Laser Welding

Laser Welding

Laser Welding

Laser Beam Welding is a technique practiced in manufacturing, where two or more pieces of material are joined by using a laser beam. Laser stands for Light Amplification by Stimulated Emission of Radiation. The process is totally non-contact that requires access to the weld zone from the side of the parts that are being welded. Laser beam welding is generally used to join the components that need to be joined with high speed. The features like high-speed welding, excellent automatic operations and the expectation to control the quality online during the process make the laser beam welding mostly preferred technique and a very common joining method in the modern industrial production.

The laser beam is nothing but a coherent light of a single wavelength. It has a very low beam divergence along with high energy content which automatically produces heat when it strikes a surface. Mostly used lasers in the welding are of the following type:

  • Gas Lasers: These lasers use the mixture of various gases like helium and nitrogen. There are also CO2 lasers or popularly known as carbon dioxide lasers. These lasers use the combination of low-current, high-voltage power source to ignite and excite the gas mixture by using a laser medium. These lasers operate in a continuous mode. Carbon dioxide lasers use a mixture of carbon dioxide of high purity along with helium and nitrogen as the medium for lasing. In the laser welding called dual beam, CO2 lasers are used where the laser beam is split into two equal power beams.
  • Solid States Laser: These are ruby lasers kind of lasers that work within the wavelengths of 1 micrometer, and can be pulsed or operated constantly. The joints produced by pulse operations are similar to spot welds but with complete penetration. The energy of the pulse is 1 to 100 joules, and pulse time is 1 to 10 milliseconds.
  • Diode Lasers

Lasers are mainly used for the materials that are difficult to join through other methods, for hard to access areas and for extremely small components. Intert gas shielding is needed for more reactive metals.

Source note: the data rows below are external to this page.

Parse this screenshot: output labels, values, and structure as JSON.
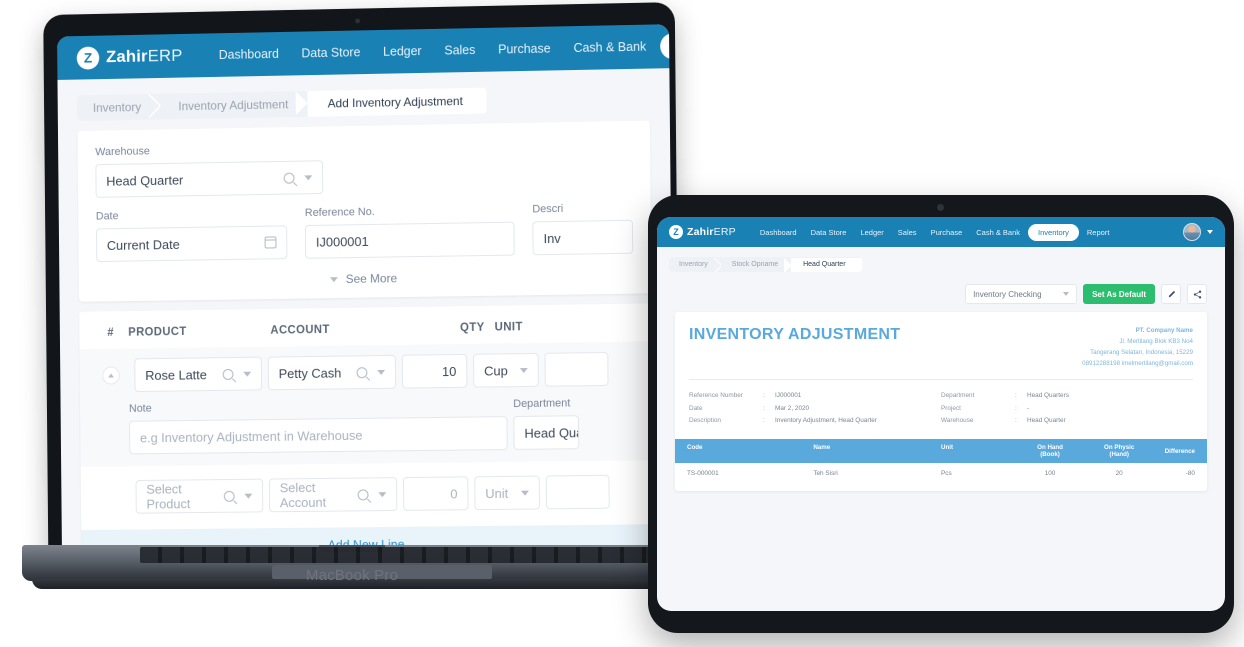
{
  "app": {
    "brand_bold": "Zahir",
    "brand_light": "ERP",
    "brand_initial": "Z",
    "nav": [
      "Dashboard",
      "Data Store",
      "Ledger",
      "Sales",
      "Purchase",
      "Cash & Bank",
      "Inventory",
      "Report"
    ],
    "nav_active": "Inventory",
    "accent_blue": "#1a81b5",
    "accent_green": "#2dbd6e",
    "doc_blue": "#5aa9dd"
  },
  "laptop": {
    "device_label": "MacBook Pro",
    "breadcrumbs": [
      "Inventory",
      "Inventory Adjustment",
      "Add Inventory Adjustment"
    ],
    "breadcrumb_active": "Add Inventory Adjustment",
    "form": {
      "warehouse_label": "Warehouse",
      "warehouse_value": "Head Quarter",
      "date_label": "Date",
      "date_value": "Current Date",
      "reference_label": "Reference No.",
      "reference_value": "IJ000001",
      "description_label": "Descri",
      "description_value": "Inv",
      "see_more": "See More"
    },
    "table": {
      "headers": [
        "#",
        "PRODUCT",
        "ACCOUNT",
        "QTY",
        "UNIT"
      ],
      "row": {
        "product": "Rose Latte",
        "account": "Petty Cash",
        "qty": "10",
        "unit": "Cup",
        "note_label": "Note",
        "note_placeholder": "e.g Inventory Adjustment in Warehouse",
        "department_label": "Department",
        "department_value": "Head Qua"
      },
      "empty_row": {
        "product_placeholder": "Select Product",
        "account_placeholder": "Select Account",
        "qty_placeholder": "0",
        "unit_placeholder": "Unit"
      },
      "add_new_line": "Add New Line"
    }
  },
  "tablet": {
    "breadcrumbs": [
      "Inventory",
      "Stock Opname",
      "Head Quarter"
    ],
    "breadcrumb_active": "Head Quarter",
    "toolbar": {
      "select_value": "Inventory Checking",
      "set_default_label": "Set As Default",
      "edit_icon": "pencil-icon",
      "share_icon": "share-icon"
    },
    "document": {
      "title": "INVENTORY ADJUSTMENT",
      "company_name": "PT. Company Name",
      "company_address1": "Jl. Mertilang Blok KB3 No4",
      "company_address2": "Tangerang Selatan, Indonesia, 15229",
      "company_contact": "08912288198 imelmertilang@gmail.com",
      "fields_left": [
        {
          "key": "Reference Number",
          "value": "IJ000001"
        },
        {
          "key": "Date",
          "value": "Mar 2, 2020"
        },
        {
          "key": "Description",
          "value": "Inventory Adjustment, Head Quarter"
        }
      ],
      "fields_right": [
        {
          "key": "Department",
          "value": "Head Quarters"
        },
        {
          "key": "Project",
          "value": "-"
        },
        {
          "key": "Warehouse",
          "value": "Head Quarter"
        }
      ],
      "table": {
        "headers": [
          "Code",
          "Name",
          "Unit",
          "On Hand\n(Book)",
          "On Physic\n(Hand)",
          "Difference"
        ],
        "header_code": "Code",
        "header_name": "Name",
        "header_unit": "Unit",
        "header_onhand_l1": "On Hand",
        "header_onhand_l2": "(Book)",
        "header_onphysic_l1": "On Physic",
        "header_onphysic_l2": "(Hand)",
        "header_difference": "Difference",
        "rows": [
          {
            "code": "TS-000001",
            "name": "Teh Sisri",
            "unit": "Pcs",
            "on_hand": "100",
            "on_physic": "20",
            "difference": "-80"
          }
        ]
      }
    }
  }
}
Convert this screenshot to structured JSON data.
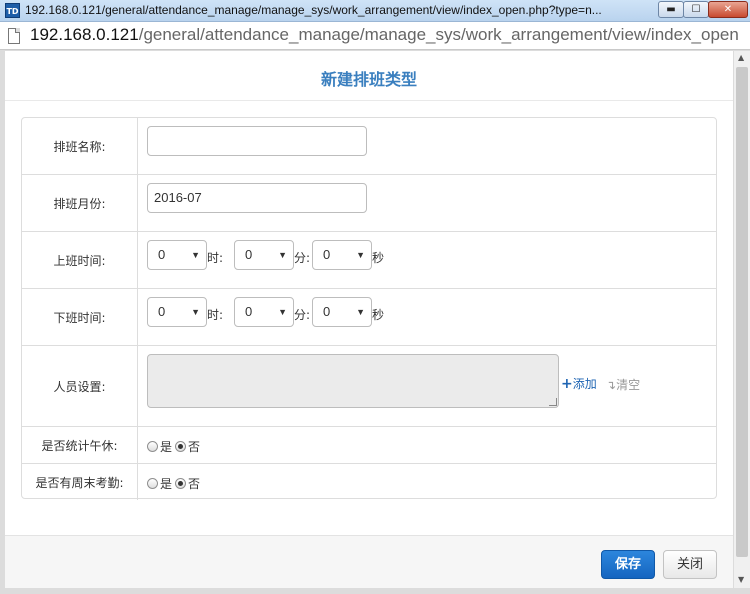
{
  "window": {
    "app_icon": "TD",
    "title": "192.168.0.121/general/attendance_manage/manage_sys/work_arrangement/view/index_open.php?type=n...",
    "min_glyph": "▬",
    "max_glyph": "☐",
    "close_glyph": "✕"
  },
  "address": {
    "host": "192.168.0.121",
    "path": "/general/attendance_manage/manage_sys/work_arrangement/view/index_open"
  },
  "form": {
    "title": "新建排班类型",
    "name_label": "排班名称:",
    "name_value": "",
    "month_label": "排班月份:",
    "month_value": "2016-07",
    "start_label": "上班时间:",
    "start_hour": "0",
    "start_minute": "0",
    "start_second": "0",
    "end_label": "下班时间:",
    "end_hour": "0",
    "end_minute": "0",
    "end_second": "0",
    "unit_hour": "时:",
    "unit_minute": "分:",
    "unit_second": "秒",
    "staff_label": "人员设置:",
    "add_label": "添加",
    "clear_label": "清空",
    "lunch_label": "是否统计午休:",
    "weekend_label": "是否有周末考勤:",
    "yes_label": "是",
    "no_label": "否",
    "lunch_selected": "否",
    "weekend_selected": "否"
  },
  "footer": {
    "save_label": "保存",
    "close_label": "关闭"
  },
  "colors": {
    "title_blue": "#3a7fbf",
    "primary_button": "#1a6fcf",
    "link_blue": "#1f65b3"
  }
}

There is a big difference between the laser beam welding and arc welding processes. Many factors affect the laser-wielding and the energy absorption by the material the major factors are the type of laser, the incident power density, and the base metals surface conditions. The laser does not require an electrical current also its output is not electrical in nature. Lasers are capable of interacting with any material. Neither does it require a vacuum nor does it produce x-rays.

The metals that use Laser welding are:

  • Carbon Steel
  • High strength low alloy steels
  • Aluminum
  • Stainless steel
  • Titanium

Following are the advantages of the Laser Welding:

  • Easily works with high-alloy metals
  • Can be used in an open air
  • Transmits over long distance without any loss of power.
  • Narrow heat affected zone
  • Total thermal input is low
  • Welds different metals together
  • No necessity of filler metals
  • Secondary finishing is not necessary
  • Exact accuracy
  • Produces deep and narrow welds
  • Distortion level is low in welds
  • High-quality welds
  • Compatible to produce thin and small components too
  • Zero contact with materials


  • Some metals might crack due to rapid cooling rate
  • The capital cost of equipment is high
  • Maintenance costs are high
  • Optical services of the laser are easily damaged

Laser soldering and brazing are the other two processes. In this, the laser beam melts the filler, which wets the joint without melting the base material. The processes became more popular in 1980’s to join the leads of electric boards. These are majorly practiced in the electrical industry.